AI Workbench Locations#


Diagram of the AI Workbench deployment options showing local installation of the Desktop App connected to remote deployments on a desktop, server or cloud instance.

Overview of Locations#

Work locally or remotely in the same UI/UX#

A location is a system with NVIDIA AI Workbench installed.

  • local: Your laptop with the Desktop App installed, often called local Workbench.

  • remote: Remote system with the Workbench CLI installed, often called remote Workbench.

Working in a location is simple#

  • Open the AI Workbench Desktop App and select the location you want to work in.

  • When the location window opens, select a project to work on, or create/clone a new project.

  • Start working!

Note

The systems don’t need to have an NVIDIA GPU. You can work in a location that has a CPU only.

For example, your laptop can be a mac.

Local and Remote#

One UI/UX for all your locations#

Local Workbench: Desktop App installed locally is the UI to manage pretty much everything.

  • Laptop can be CPU only, or can also have a GPU.

  • The primary location that provides the user-interface.

  • You can develop and work here, even if the laptop is CPU-only.

Remote Workbench: CLI installed on a remote system

  • Remote can be a desktop, server or VM. Main point is that it’s accessed via SSH.

  • Accessed and managed from your local Workbench via SSH.

  • Provides more compute power, typically GPU, for workloads your laptop can’t handle.

Note

While you can have multiple remote locations, you should only have one local Workbench.

Transferring Projects#

Move projects between locations by syncing them through a Git platform like GitHub.com or GitLab.com.

  • Git in AI Workbench: Follows the typical collaboration and “right-sizing” workflow experienced developers, data scientists, and engineers use.

  • Workbench is explicitly designed to streamline this workflow, including handling of:

    • Runtime changes that need to be made, e.g. adjusting source directories for mounts.

    • GPU-specific configuration, e.g. CUDA_VISIBLE_DEVICES.

    • Underlying operating system differences, e.g. Windows vs Ubuntu vs MacOS.

    • Architecture differences, e.g. x86 vs ARM.

Managing Remote Locations#

Before you can work on a remote location, you must install AI Workbench on the system and then connect it to your local Workbench.

Setting Up a Remote Location#

There are two ways to setup a remote Workbench location:

  • Manually Connect a Remote: SSH into a remote system and run a command to install AI Workbench. Then connect to your local Workbench using SSH information.

  • NVIDIA Brev Integration (experimental): Create an account on Brev, configure Brev locally in Workbench, run a Workbench CLI command.

Activating a Remote Location#

Once a remote location is added to your local Workbench, you just click on the location name to activate it and start working.

  • All connected locations are visible in the My Locations view.

  • Activating a location may fail if the SSH connection has changed or the remote system is not on.

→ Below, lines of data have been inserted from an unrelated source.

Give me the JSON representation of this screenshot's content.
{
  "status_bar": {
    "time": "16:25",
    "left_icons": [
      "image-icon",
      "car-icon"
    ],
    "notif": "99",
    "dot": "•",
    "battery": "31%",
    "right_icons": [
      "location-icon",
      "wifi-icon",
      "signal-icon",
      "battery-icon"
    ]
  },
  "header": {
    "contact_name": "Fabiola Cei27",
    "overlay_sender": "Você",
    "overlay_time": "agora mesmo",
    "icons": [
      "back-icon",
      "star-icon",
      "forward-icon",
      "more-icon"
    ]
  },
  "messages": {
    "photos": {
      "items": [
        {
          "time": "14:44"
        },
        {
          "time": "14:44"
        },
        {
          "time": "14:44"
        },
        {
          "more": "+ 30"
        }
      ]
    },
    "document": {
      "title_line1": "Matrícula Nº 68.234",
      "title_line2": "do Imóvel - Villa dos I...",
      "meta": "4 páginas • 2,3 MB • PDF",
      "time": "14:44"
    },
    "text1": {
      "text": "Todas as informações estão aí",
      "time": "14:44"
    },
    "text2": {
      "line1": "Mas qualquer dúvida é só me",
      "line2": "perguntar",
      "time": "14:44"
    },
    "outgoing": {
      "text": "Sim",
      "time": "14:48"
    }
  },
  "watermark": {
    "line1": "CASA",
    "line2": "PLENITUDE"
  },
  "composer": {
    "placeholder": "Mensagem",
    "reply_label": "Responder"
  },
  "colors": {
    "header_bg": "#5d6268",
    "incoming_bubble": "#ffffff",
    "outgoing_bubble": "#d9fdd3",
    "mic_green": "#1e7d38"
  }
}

Deleting a Remote Location#

Delete a remote location by clicking the option dots on the location entry.

  • Do this from Manage Locations (“My Locations”).

  • This does not delete the remote system or the projects on it.

  • As long as the remote system is still running, you can re-add the remote location at any time.

FAQs#

Common questions on remote locations#

Can I use a remote Windows desktop as a remote location?#

Not directly. WSL made a recent change that supports this, but we’ve not yet implemented it by default.

You may be able to sort it out by yourself though.

Why do I need a remote location?#

Various reasons:

  • More compute power, i.e. GPUs.

  • The data you want to use is on a remote system and is too large to transfer to your local system.

  • You aren’t allowed to do work locally, i.e. your company’s IT policy.

How does Workbench handle the connection to a remote location?#

When you connect a remote location to your local Workbench, the following is enabled:

  • AI Workbench establishes a secure SSH tunnel between your local machine and the remote AI Workbench service.

    • Starting a remote Workbench session will automatically start the SSH tunnel.

    • Stopping a remote Workbench session will automatically stop the SSH tunnel.

  • Opening a project and starting an application in the project will automatically start another SSH tunnel.

    • A proxy service is used to properly route the connection to the application.

For more details, see Manually Connect a Remote.

What happens to the projects on a remote location when I delete the location?#

Nothing. Removing the location just removes the SSH connection. It doesn’t affect the actual remote system.

Can I connect to and manage remote locations with the CLI?#

Yes. You can connect to and manage remote locations with the CLI.

Consult the CLI help menu for more details: nvwb --help.